Further examples of this can be found in Isa. 22:22, 29:1 Matt. 16:19, and Luke 16:29. So speaking of the precious “blood” of Christ is the way the biblical writers refers to the sacrifice-onto-death of Jesus.  Of course, it’s a perfectly legitimate way of speaking, and I wouldn’t dare “censor” the Bible’s way of speaking.

Another really good example of this principle is found in Ezekiel 18:20, “The soul that sins shall die.” Obviously, the verse isn’t saying that if a soul (as opposed or distinct from a body) sins, only the soul will die. Here Ezekiel is using a metonymy, “soul” (a part of what makes up a person) is used to refer to the whole person. So the meaning is “The person who sins will die.”

Like I said, it’s a fairly common concept, and this should give you an idea of how I would read passages such as  Lev. 17:11 Ps. 72:14 John 6:53-54 Rev. 12:11.

Theological reasons. The last reason I said what I did basically takes the last two points and draws some theological conclusions.
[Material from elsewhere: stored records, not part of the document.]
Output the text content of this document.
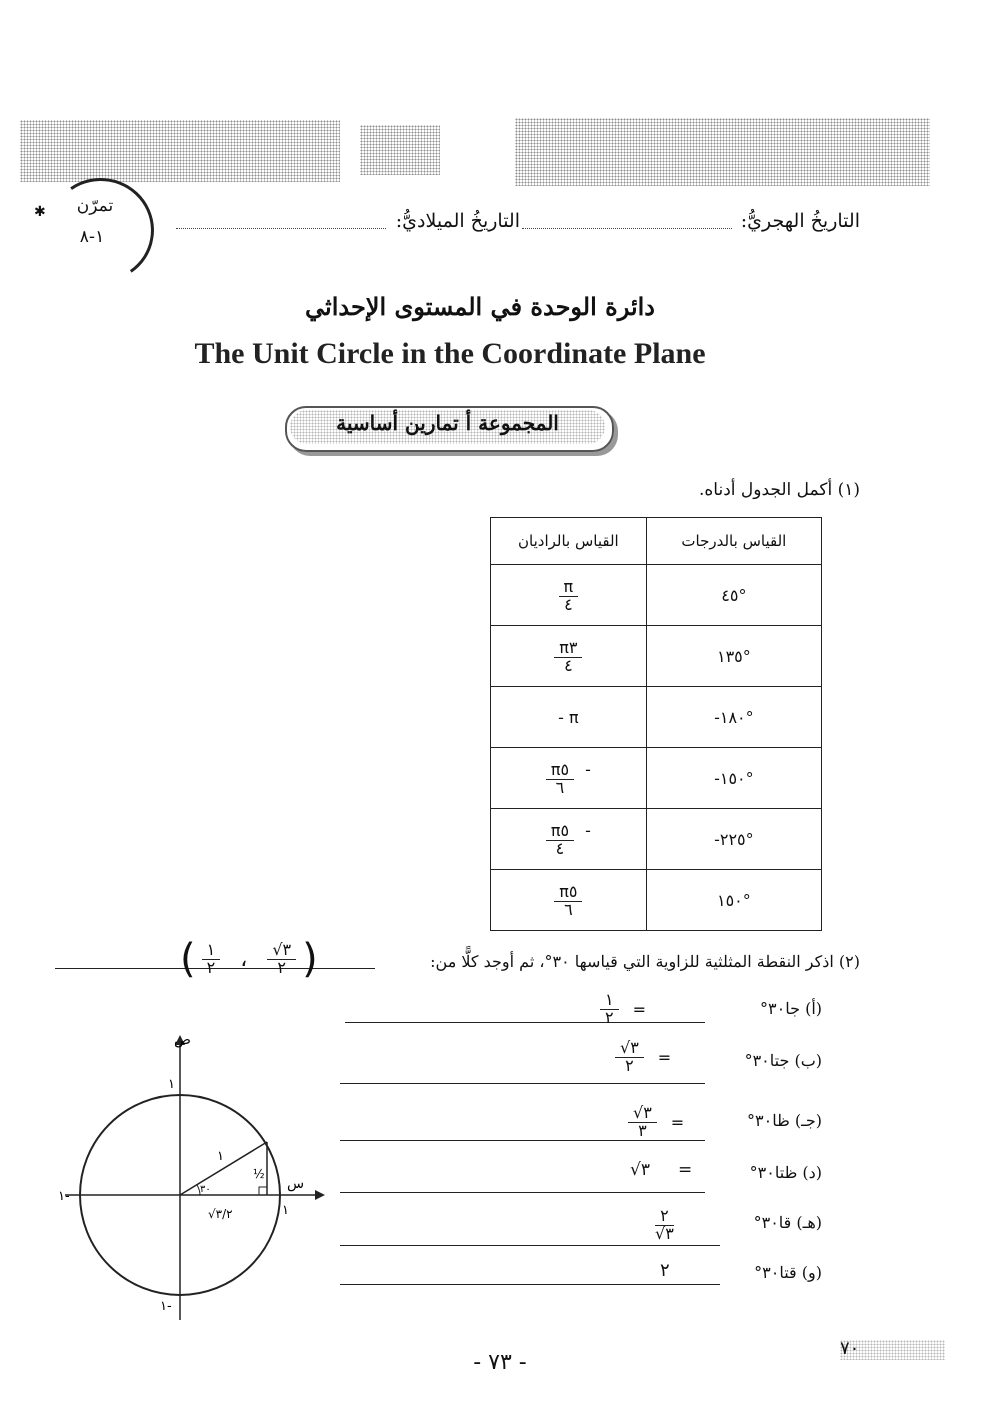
تمرّن
١-٨
✱	التاريخُ الهجريُّ:
التاريخُ الميلاديُّ:
دائرة الوحدة في المستوى الإحداثي
The Unit Circle in the Coordinate Plane
المجموعة أ تمارين أساسية
(١) أكمل الجدول أدناه.
القياس بالراديان	القياس بالدرجات

$\frac{\pi}{٤}$	٤٥°

$\frac{\pi ٣}{٤}$	١٣٥°
- π	-١٨٠°

$\frac{\pi ٥}{٦}$ -	-١٥٠°

$\frac{\pi ٥}{٤}$ -	-٢٢٥°

$\frac{\pi ٥}{٦}$	١٥٠°
(٢) اذكر النقطة المثلثية للزاوية التي قياسها ٣٠°، ثم أوجد كلًّا من:
( $\frac{١}{٢}$ ، $\frac{√٣}{٢}$ )
(أ) جا٣٠°
$\frac{١}{٢}$ =
(ب) جتا٣٠°
$\frac{√٣}{٢}$ =
(جـ) ظا٣٠°
$\frac{√٣}{٣}$ =
(د) ظتا٣٠°
√٣ =
(هـ) قا٣٠°
$\frac{٢}{√٣}$
(و) قتا٣٠°
٢
ص
س
١
١-
١-
١
١
٣٠
½
√٣/٢
- ٧٣ -
٧٠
The problem is that if we say that Christ’s blood, the actual physical hemoglobin, had healing or spiritual power we are functional docetists,

Docetism is a subdivision of the ancient heresy of Gnosticism. Gnostics believed that the material world was bad, and the immaterial (“spiritual”) world was superior. In contrast, the Bible tells us when God created the physical world he repeatedly called it “good.” The docetists applied this principle to the incarnation and therefore denied that Jesus Christ (who is good) took on a real, material, fully human body (which, in their minds, would be bad). The Greek term dokéo means “to seem,” as in Jesus only seemed to possess a material body. And so while there aren’t many explicit docetists in the church today, many are functional docetists because of what they believe about Christ’s humanity.

Jesus’ body was fully human, and humans (even perfectly sinless humans) do not possess magic or supernatural blood. His blood was the blood of a normal human being. And so just as real, normal humans do not have special properties to their hemoglobin, neither did Jesus. In terms of its physical nature, his blood was no different than the blood of any other ancient Mediterranean Jewish male. That’s not to take away from the glory of the incarnation. Rather I say that to robustly affirm the incarnation. Jesus became a real human, not a superhuman.

I should probably also clarify something I said that would be misunderstood. I wrote, “There’s nothing ontologically special about Jesus’ blood.” The key word for me in writing that was “ontologically.” In technical terms people are confusing ethics with ontology (being or nature). The worth of Christ’s sacrifice was because he was morally perfect (“without spot or wrinkle”), not because of any physical characteristics of his humanity (such as his blood). If there were, he wouldn’t be truly human, and therefore an unfit substitute for fallen and sinful humans. I believe this is a category confusion, and one that endangers a robust biblical Christology.

The Bible is very clear that our fallenness is a moral/ethical problem (rebellion to our Creator), and not an ontological/metaphysical problem (some about our created nature/being). Therefore the solution to the problem is moral as well, not ontological (it’s Christ’s obedience that is valued, not his hemoglobin).

The “blood” of Jesus– as in the value, power, and efficacy of his death– is of infinite value.